The project, near Loch Mhor and the Monadhliath mountains, sits on the 13,000-acre Dunmaglass estate owned by Sir Jack Hayward, the Bahamas-based property dealer and life president of Wolverhampton Wanderers football club.
Plans for the development sparked a long-running row between Hayward and ecologist Sigrid Rausing, the daughter of Tetra Pak billionaire Hans Rausing, who was among more than 1,000 people opposed to the project because of concerns over its impact on the golden eagle population.
A spokesman for SSE said a “nature conservation management plan” has been agreed with Highland Council and Scottish Natural Heritage “ensuring that measures are put in place to mitigate any risk to these species during the construction and operation of the wind farm”.
The Perth-based firm has bought the project from Renewable Energy Systems (RES), which originally planned to build 36 turbines but had its revised 33-turbine proposal approved by Scottish ministers in December 2010.
Construction at the site, about 15 miles south of Inverness, is expected to begin later this year wkith completion targeted for early 2016, which means it would qualify for support through the renewables obligation certificate regime, the government scheme that guarantees prices paid for electricity generated by alternative sources.

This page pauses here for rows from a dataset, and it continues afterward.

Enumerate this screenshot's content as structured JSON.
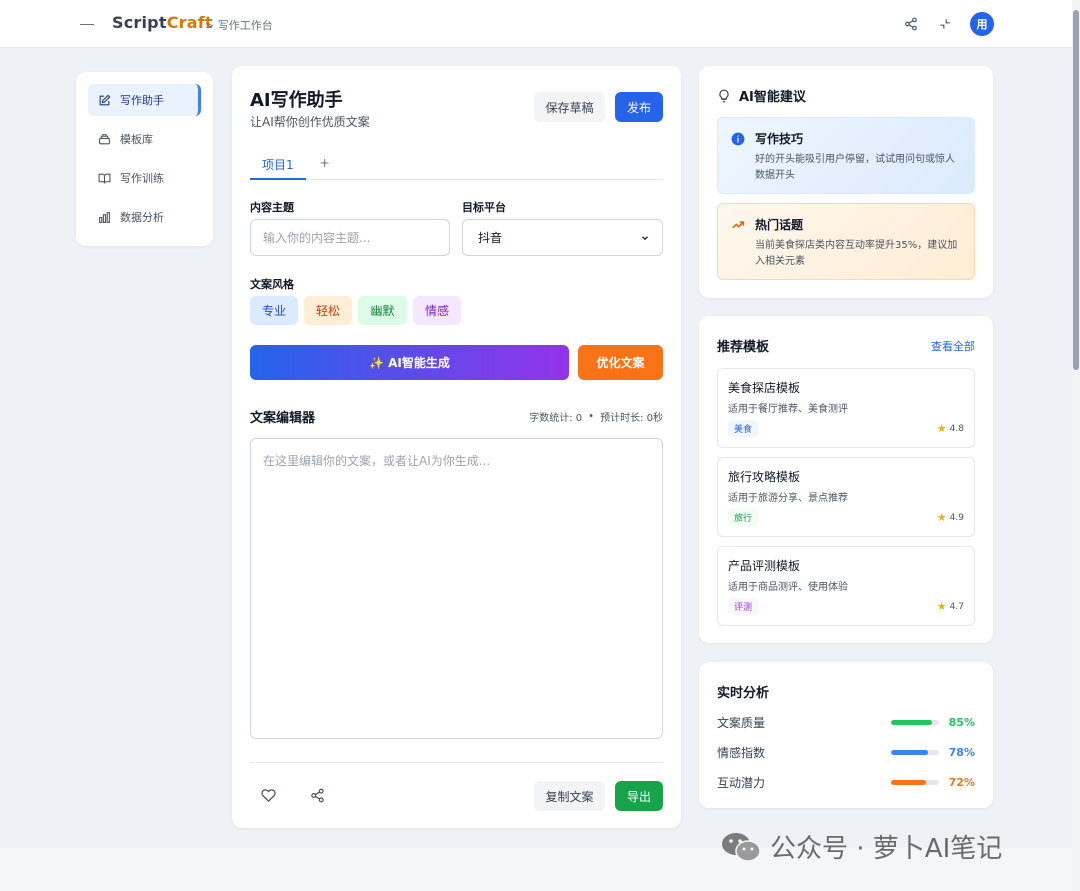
{
  "header": {
    "logo_script": "Script",
    "logo_craft": "Craft",
    "breadcrumb": "> 写作工作台",
    "avatar": "用"
  },
  "sidebar": {
    "items": [
      {
        "label": "写作助手",
        "icon": "edit-icon"
      },
      {
        "label": "模板库",
        "icon": "layers-icon"
      },
      {
        "label": "写作训练",
        "icon": "book-icon"
      },
      {
        "label": "数据分析",
        "icon": "bar-chart-icon"
      }
    ]
  },
  "main": {
    "title": "AI写作助手",
    "subtitle": "让AI帮你创作优质文案",
    "save_draft": "保存草稿",
    "publish": "发布",
    "tabs": [
      {
        "label": "项目1"
      }
    ],
    "tab_add": "+",
    "topic_label": "内容主题",
    "topic_placeholder": "输入你的内容主题...",
    "platform_label": "目标平台",
    "platform_value": "抖音",
    "style_label": "文案风格",
    "styles": [
      "专业",
      "轻松",
      "幽默",
      "情感"
    ],
    "generate": "AI智能生成",
    "optimize": "优化文案",
    "editor_title": "文案编辑器",
    "word_count": "字数统计: 0",
    "duration": "预计时长: 0秒",
    "editor_placeholder": "在这里编辑你的文案，或者让AI为你生成...",
    "copy": "复制文案",
    "export": "导出"
  },
  "ai_panel": {
    "title": "AI智能建议",
    "tips": [
      {
        "title": "写作技巧",
        "body": "好的开头能吸引用户停留，试试用问句或惊人数据开头"
      },
      {
        "title": "热门话题",
        "body": "当前美食探店类内容互动率提升35%，建议加入相关元素"
      }
    ]
  },
  "templates": {
    "title": "推荐模板",
    "view_all": "查看全部",
    "items": [
      {
        "name": "美食探店模板",
        "desc": "适用于餐厅推荐、美食测评",
        "tag": "美食",
        "rating": "4.8"
      },
      {
        "name": "旅行攻略模板",
        "desc": "适用于旅游分享、景点推荐",
        "tag": "旅行",
        "rating": "4.9"
      },
      {
        "name": "产品评测模板",
        "desc": "适用于商品测评、使用体验",
        "tag": "评测",
        "rating": "4.7"
      }
    ]
  },
  "analytics": {
    "title": "实时分析",
    "items": [
      {
        "label": "文案质量",
        "value": "85%",
        "level": 0.85,
        "color": "#22c55e"
      },
      {
        "label": "情感指数",
        "value": "78%",
        "level": 0.78,
        "color": "#3b82f6"
      },
      {
        "label": "互动潜力",
        "value": "72%",
        "level": 0.72,
        "color": "#f97316"
      }
    ]
  },
  "watermark": "公众号 · 萝卜AI笔记"
}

SSE’s total investment in the project, including acquisition, development and capital costs, is expected to be about £200m.
Jim Smith, its managing director for renewables, said: “As an established operator of renewable projects, we have a long-standing commitment to the local community and businesses.
“We intend to honour commitments made in connection with this project and ensure that real economic and social benefits flow into the area.”
SSE has invested about £1.5bn in renewable energy, electricity networks and gas storage in past financial year, which has seen its onshore wind farm capacity rise to 1,431MW, with a further 349MW in offshore generation. The firm is also due to start work this year on the £30m Glasa hydro scheme near Ardross in Ross-shire.
However, it recently announced plans to shut a quarter of its thermal generating capacity, including coal- and gas-fired plants, over the coming year amid a warning from outgoing chief executive Ian Marchant that there was a “very real risk of the lights going out”.
He called on the UK government to speed up its electricity market reforms and offer a so-called capacity mechanism, where power plants were rewarded for being on standby, from 2014 instead of the planned 2018 start date.